EN: How long has Jooble been around? Where did it begin and how?

Jooble founders Roman Prokofyev and Eugene Sobakarev.
Anastasiia Skryzhadlovska: Jooble was created in 2006 by two Ukrainian students, Roman Prokofyev and Eugene Sobakarev. Moreover, without any external investment, and just thanks to founders’ desire to make the job search process fast, easy and effective.

Roman and Eugene met in Kherson (Ukraine), at the physical and technical lyceum, where they studied together for 3 years of high school. During that time, friends accomplished a lot: won several math, computer science and physics Olympiads. They continued their education at the same faculty of the Kyiv Polytechnic Institute--Computer Science and Computer Engineering. Working at different software development companies was also a part of their student years.

Once, when Roman was trying to find new employees for one of the companies where he was working, he came to understand that there was no good and effective service that could help him to do so. A programmer discussed this problem with Eugene, with the result that he and friends decided to create a resource which can make a job search fast and simple. This became the first version of such resource. Jooble was written in a dormitory. The students didn’t do any market analysis. They simply came up with the idea and started implementing it.

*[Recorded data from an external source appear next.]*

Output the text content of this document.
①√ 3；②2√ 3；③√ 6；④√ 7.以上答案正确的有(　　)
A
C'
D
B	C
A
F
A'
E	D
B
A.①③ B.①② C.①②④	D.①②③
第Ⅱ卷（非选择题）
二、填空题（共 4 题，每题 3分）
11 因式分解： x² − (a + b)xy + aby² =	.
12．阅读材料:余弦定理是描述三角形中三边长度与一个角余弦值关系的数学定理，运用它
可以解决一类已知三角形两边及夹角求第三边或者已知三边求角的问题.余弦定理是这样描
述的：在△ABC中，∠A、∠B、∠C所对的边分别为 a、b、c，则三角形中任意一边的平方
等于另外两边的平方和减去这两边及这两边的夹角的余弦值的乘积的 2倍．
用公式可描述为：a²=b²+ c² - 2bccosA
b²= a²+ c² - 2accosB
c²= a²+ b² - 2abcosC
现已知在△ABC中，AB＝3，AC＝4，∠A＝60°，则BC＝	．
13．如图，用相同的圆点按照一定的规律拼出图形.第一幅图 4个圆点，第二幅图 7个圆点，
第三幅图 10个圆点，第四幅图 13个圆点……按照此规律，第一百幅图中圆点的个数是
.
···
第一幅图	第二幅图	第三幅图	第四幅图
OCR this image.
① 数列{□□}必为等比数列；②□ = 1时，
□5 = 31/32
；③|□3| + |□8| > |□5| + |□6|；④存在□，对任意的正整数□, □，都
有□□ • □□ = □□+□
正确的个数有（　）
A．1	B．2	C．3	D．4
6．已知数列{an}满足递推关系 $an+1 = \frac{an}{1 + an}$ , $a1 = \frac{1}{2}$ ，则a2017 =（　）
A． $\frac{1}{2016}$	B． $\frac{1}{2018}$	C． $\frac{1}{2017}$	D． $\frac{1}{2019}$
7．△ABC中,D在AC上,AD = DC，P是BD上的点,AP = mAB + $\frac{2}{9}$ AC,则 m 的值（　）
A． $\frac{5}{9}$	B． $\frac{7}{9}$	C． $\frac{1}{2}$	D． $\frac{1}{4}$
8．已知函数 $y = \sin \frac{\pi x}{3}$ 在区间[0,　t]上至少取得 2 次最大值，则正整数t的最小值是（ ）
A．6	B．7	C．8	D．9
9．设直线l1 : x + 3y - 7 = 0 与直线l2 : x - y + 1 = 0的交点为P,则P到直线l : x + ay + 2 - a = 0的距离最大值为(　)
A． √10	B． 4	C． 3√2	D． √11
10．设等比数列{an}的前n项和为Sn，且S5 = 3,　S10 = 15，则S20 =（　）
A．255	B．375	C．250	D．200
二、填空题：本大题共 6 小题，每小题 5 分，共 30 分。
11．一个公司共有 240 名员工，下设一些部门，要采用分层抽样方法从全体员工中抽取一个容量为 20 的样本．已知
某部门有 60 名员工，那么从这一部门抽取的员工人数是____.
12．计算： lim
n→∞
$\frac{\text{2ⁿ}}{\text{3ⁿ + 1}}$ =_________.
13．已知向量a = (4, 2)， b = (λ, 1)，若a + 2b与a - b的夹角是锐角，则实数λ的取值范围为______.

One of the main features of Jooble became its algorithm, which makes it possible to aggregate vacancies from other employment sites, recruiting agencies and other websites. That’s why it saves time and effort as much as possible: a job seeker should just enter one request and Jooble will quickly provide complete information about existing offers and choose the most suitable option.

Today, Jooble is ranked #2 among Top Employment Websites in the world! It works in 71 countries and continues to expand and improve.

Jooble proves the fact that an IT-company from Ukraine, developed by students, can achieve a great success on a global level!

EN: What is your roll with company? And how big is Jooble today?

Anastasiia Skryzhadlovska: I am a country manager for the United States. I have been working at Jooble for 1 year. In our team there are around 225 people working in the office and more than 200 working remotely. These are approximate numbers. We serve 71 countries and currently have 3 million visitors worldwide daily.

EN: Impressive. Thanks for your time and your story.

Are you currently looking for a career reboot? Or did the pandemic earthquake shake you loose from your job so that you're wondering where to go next? Two recommendations: Richard Nelson Bolles excellent job hunt manual What Color Is Your Parachute? and Jooble.